Un chiffre compris entre 0 et 1 peut sembler abstrait. Pour les allocataires de la Caisse d’allocations familiales, il peut pourtant jouer un rôle concret : un algorithme de notation leur attribue un « score de suspicion » destiné à repérer les dossiers appelant des contrôles supplémentaires. C’est ce mécanisme qui se retrouve au cœur d’un recours devant le Conseil d’État, engagé par une coalition de quinze organisations.

Les requérants demandent l’interdiction de l’algorithme. Leur critique porte autant sur l’ampleur de la surveillance des personnes bénéficiant de prestations sociales que sur les règles de protection des données personnelles. Ils redoutent également que l’outil, présenté comme un moyen de lutter contre la fraude, ne produise des effets discriminatoires sur des publics déjà fragilisés, notamment parmi les bénéficiaires du RSA ou de l’allocation aux adultes handicapés, l’AAH.

Cette affaire ne se résume pas à une querelle technique. Elle met à l’épreuve une question devenue centrale pour les administrations : jusqu’où peut-on automatiser le ciblage des contrôles publics, et quelles garanties doivent accompagner l’usage de données personnelles pour que les droits des usagers restent effectifs ?

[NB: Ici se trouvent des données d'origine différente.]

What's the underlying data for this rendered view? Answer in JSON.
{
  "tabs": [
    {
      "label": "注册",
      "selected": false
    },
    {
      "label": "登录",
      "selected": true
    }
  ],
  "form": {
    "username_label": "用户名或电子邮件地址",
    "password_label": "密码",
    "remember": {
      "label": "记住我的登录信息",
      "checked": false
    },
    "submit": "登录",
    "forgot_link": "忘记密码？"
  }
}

Un recours contre le ciblage algorithmique des contrôles

Le système contesté attribue à chaque allocataire un score de suspicion allant de 0 à 1. Sa fonction est de déterminer quels dossiers doivent faire l’objet de vérifications supplémentaires. Il s’agit donc d’un outil de sélection et de priorisation : plutôt que de contrôler tous les dossiers avec la même intensité, l’administration concentre son attention sur ceux que le système considère comme plus susceptibles de présenter une anomalie.

C’est précisément cette logique qui est attaquée devant le Conseil d’État. Les quinze organisations à l’origine de la procédure jugent l’usage de cet algorithme abusif et injuste. Elles demandent que son emploi soit interdit, en mettant notamment en avant une atteinte aux exigences du Règlement général sur la protection des données, le RGPD.

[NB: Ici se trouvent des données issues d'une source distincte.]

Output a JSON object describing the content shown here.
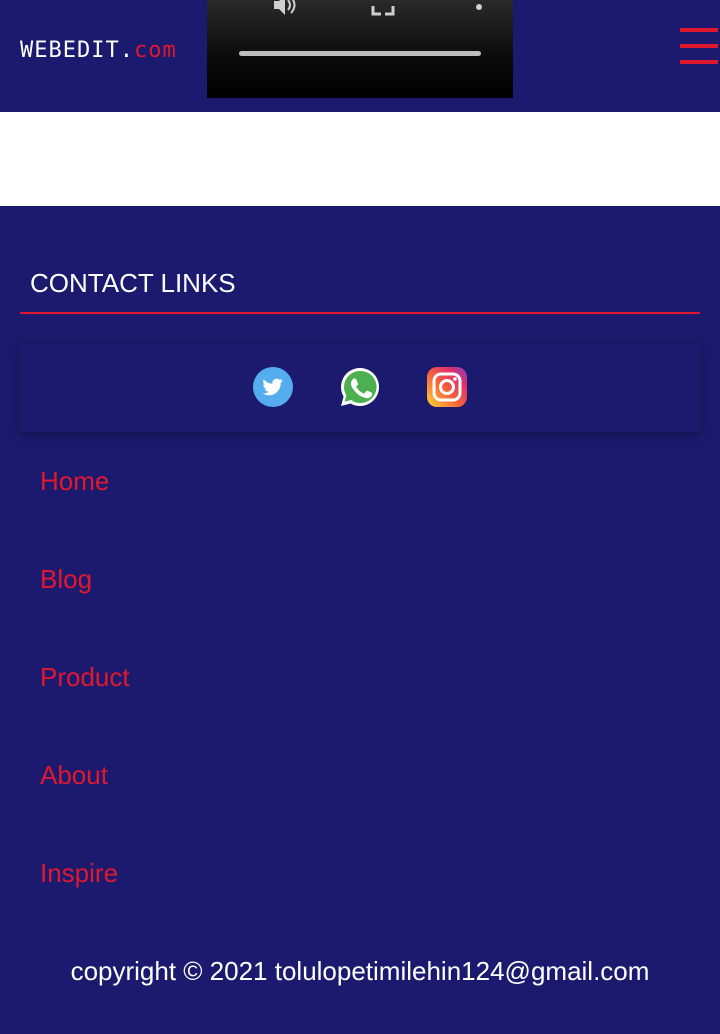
{
  "header": {
    "logo_main": "WEBEDIT.",
    "logo_tld": "com"
  },
  "contact": {
    "title": "CONTACT LINKS",
    "socials": [
      {
        "icon": "twitter-icon",
        "color": "#55acee"
      },
      {
        "icon": "whatsapp-icon",
        "color": "#4caf50"
      },
      {
        "icon": "instagram-icon",
        "color": "#e1306c"
      }
    ]
  },
  "nav": {
    "items": [
      "Home",
      "Blog",
      "Product",
      "About",
      "Inspire"
    ]
  },
  "footer": {
    "copyright": "copyright © 2021 tolulopetimilehin124@gmail.com"
  },
  "colors": {
    "background": "#1b1a6e",
    "accent": "#e0182e",
    "text": "#ffffff"
  }
}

Le Conseil d’État est la plus haute juridiction de l’ordre administratif français. Il peut être saisi de contestations visant des décisions ou des dispositifs relevant des administrations publiques. Dans ce dossier, son appréciation est très attendue, car elle pourrait préciser les conditions dans lesquelles une administration peut s’appuyer sur un système algorithmique pour organiser ses contrôles.

L’enjeu est d’autant plus sensible que les prestations familiales et sociales concernent des personnes dont la situation financière peut être précaire. Un contrôle peut entraîner des demandes de justificatifs, des échanges prolongés avec la caisse ou, selon la situation examinée, des conséquences administratives importantes. Pour les associations requérantes, le recours à un score de suspicion risque ainsi de transformer un outil de gestion en instrument de surveillance systématique.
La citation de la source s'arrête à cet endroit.